Sen. Elizabeth Warren (D-Massachusetts) pounced, noting UnitedHealth reported $22 billion in profits last year, making it the largest health care entity in the nation, with the largest insurer, largest claims processor, largest controller of physicians, the largest participant in Medicare Advantage, and third largest pharmacy benefit manager. By revenue it is the 11th largest company in the world, she said.
“You are now in a position to jack up prices, squeeze competitors, hide revenues, and pressure doctors to put profits ahead of patients,” Warren said. “UnitedHealth is a monopoly on steroids.
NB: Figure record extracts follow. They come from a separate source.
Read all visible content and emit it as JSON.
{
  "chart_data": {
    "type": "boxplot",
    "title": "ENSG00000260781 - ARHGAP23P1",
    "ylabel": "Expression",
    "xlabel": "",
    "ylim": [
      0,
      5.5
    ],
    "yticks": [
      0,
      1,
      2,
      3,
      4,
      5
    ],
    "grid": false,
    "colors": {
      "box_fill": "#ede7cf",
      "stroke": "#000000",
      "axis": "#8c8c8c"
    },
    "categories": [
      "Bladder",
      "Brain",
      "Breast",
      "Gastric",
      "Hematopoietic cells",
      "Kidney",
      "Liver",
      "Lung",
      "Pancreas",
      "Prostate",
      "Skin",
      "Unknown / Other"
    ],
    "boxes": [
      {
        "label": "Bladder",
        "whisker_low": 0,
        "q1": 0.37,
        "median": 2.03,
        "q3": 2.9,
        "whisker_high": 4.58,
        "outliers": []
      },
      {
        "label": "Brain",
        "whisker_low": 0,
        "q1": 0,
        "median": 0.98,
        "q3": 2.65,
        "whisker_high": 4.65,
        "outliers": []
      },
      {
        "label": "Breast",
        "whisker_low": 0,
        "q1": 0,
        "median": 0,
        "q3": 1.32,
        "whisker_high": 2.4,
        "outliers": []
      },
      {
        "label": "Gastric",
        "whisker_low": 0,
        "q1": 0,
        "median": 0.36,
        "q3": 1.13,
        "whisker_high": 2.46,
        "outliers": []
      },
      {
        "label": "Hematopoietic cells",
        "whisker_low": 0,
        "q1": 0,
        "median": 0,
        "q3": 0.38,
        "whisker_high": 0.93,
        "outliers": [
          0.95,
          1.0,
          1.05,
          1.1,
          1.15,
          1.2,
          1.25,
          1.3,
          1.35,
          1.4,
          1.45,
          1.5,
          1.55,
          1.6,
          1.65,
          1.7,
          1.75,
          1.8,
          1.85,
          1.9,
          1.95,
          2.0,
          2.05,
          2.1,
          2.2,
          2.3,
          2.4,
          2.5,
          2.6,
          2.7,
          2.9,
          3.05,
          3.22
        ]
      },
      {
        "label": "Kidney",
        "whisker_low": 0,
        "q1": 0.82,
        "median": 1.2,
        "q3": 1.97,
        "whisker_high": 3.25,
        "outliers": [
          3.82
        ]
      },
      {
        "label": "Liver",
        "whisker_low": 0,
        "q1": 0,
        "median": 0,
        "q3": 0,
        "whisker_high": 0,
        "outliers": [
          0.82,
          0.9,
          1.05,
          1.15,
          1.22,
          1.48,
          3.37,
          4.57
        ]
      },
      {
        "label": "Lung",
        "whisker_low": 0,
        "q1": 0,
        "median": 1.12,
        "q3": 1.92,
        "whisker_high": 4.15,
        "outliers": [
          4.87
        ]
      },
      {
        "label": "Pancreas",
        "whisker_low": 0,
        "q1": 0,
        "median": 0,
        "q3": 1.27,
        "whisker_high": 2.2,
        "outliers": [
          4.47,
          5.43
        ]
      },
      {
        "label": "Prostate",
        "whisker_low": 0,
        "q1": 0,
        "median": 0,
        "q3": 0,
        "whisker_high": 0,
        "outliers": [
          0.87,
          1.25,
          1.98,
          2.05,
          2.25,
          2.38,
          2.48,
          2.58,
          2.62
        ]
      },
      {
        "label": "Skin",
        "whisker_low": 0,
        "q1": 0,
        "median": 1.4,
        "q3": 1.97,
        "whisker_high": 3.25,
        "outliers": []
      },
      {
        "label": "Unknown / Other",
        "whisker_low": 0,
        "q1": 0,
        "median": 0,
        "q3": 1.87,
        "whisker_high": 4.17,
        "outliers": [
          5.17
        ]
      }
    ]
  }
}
The opportunities for price gouging are everywhere.”
Federal regulators are investigating company’s billing practices and now it appears UnitedHealth is scooping up physician practices brought to the edge of bankruptcy by the company’s own data breach, Warren said. In questioning by Sen. Robert Menendez (D-New Jersey) Witty agreed to “commit to not exploiting the destabilized provider markets that you created to acquire other subsidiaries,” and Wyden later pressed Witty for assurances on that point.
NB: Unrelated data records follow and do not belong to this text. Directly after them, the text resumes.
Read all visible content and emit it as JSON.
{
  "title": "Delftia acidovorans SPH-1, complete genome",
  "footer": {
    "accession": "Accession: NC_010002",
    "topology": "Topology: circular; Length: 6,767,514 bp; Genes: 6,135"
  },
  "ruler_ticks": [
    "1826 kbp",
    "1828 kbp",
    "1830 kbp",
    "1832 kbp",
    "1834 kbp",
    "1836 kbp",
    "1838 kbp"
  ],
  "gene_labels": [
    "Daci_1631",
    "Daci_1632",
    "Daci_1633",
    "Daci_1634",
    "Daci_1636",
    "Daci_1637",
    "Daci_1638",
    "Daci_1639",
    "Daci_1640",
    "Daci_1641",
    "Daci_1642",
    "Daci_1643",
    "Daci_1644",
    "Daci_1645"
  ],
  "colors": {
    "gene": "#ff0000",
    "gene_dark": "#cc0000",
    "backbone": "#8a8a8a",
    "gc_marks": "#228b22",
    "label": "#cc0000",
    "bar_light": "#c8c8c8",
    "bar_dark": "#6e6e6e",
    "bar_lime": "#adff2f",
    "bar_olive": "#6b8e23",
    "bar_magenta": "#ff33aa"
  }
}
Sen. Ron Johnson (R-Wisconsin) noted the United States government is the largest financial entity in the world with trillions in debt and that gets hacked and makes improper payments all the time.
“I’ll state the obvious: United Health, you were a victim of a crime, correct?” Johnson said.
“That is correct sir,” Witty said.
“I’m actually sympathetic with people who are victims of crime, I don’t think you went out and sought to be hacked,” Johnson said. He followed with questions about the timeline and actions of the attack.
Processing medical claims is complex, with rules by Medicare and insurance companies, Witty said.
“And, importantly, it's a software and network business, not a pipeline business, in a physical sense,” Witty said. “So, when it's attacked, the vulnerability is that the software is impacted or encrypted and that really freezes the whole system, which is why this has been such a devastating impact.”
After Witty’s testimony, Wyden concluded the hearing by stating there is still a lot that lawmakers and the American people don’t know. That includes possible theft of personal health data that could reveal abortions, mental health conditions, sexually transmitted infections and more.
“Companies that are so big have an obligation to protect their customers and to lead on this issue,” he said. “And much of what I've read about this, you're kind of saying, the American people, you should feel lucky that we're big. I think that a lot of Americans today don't buy that and I think that your company on your watch, let the country down, and these millions of people.”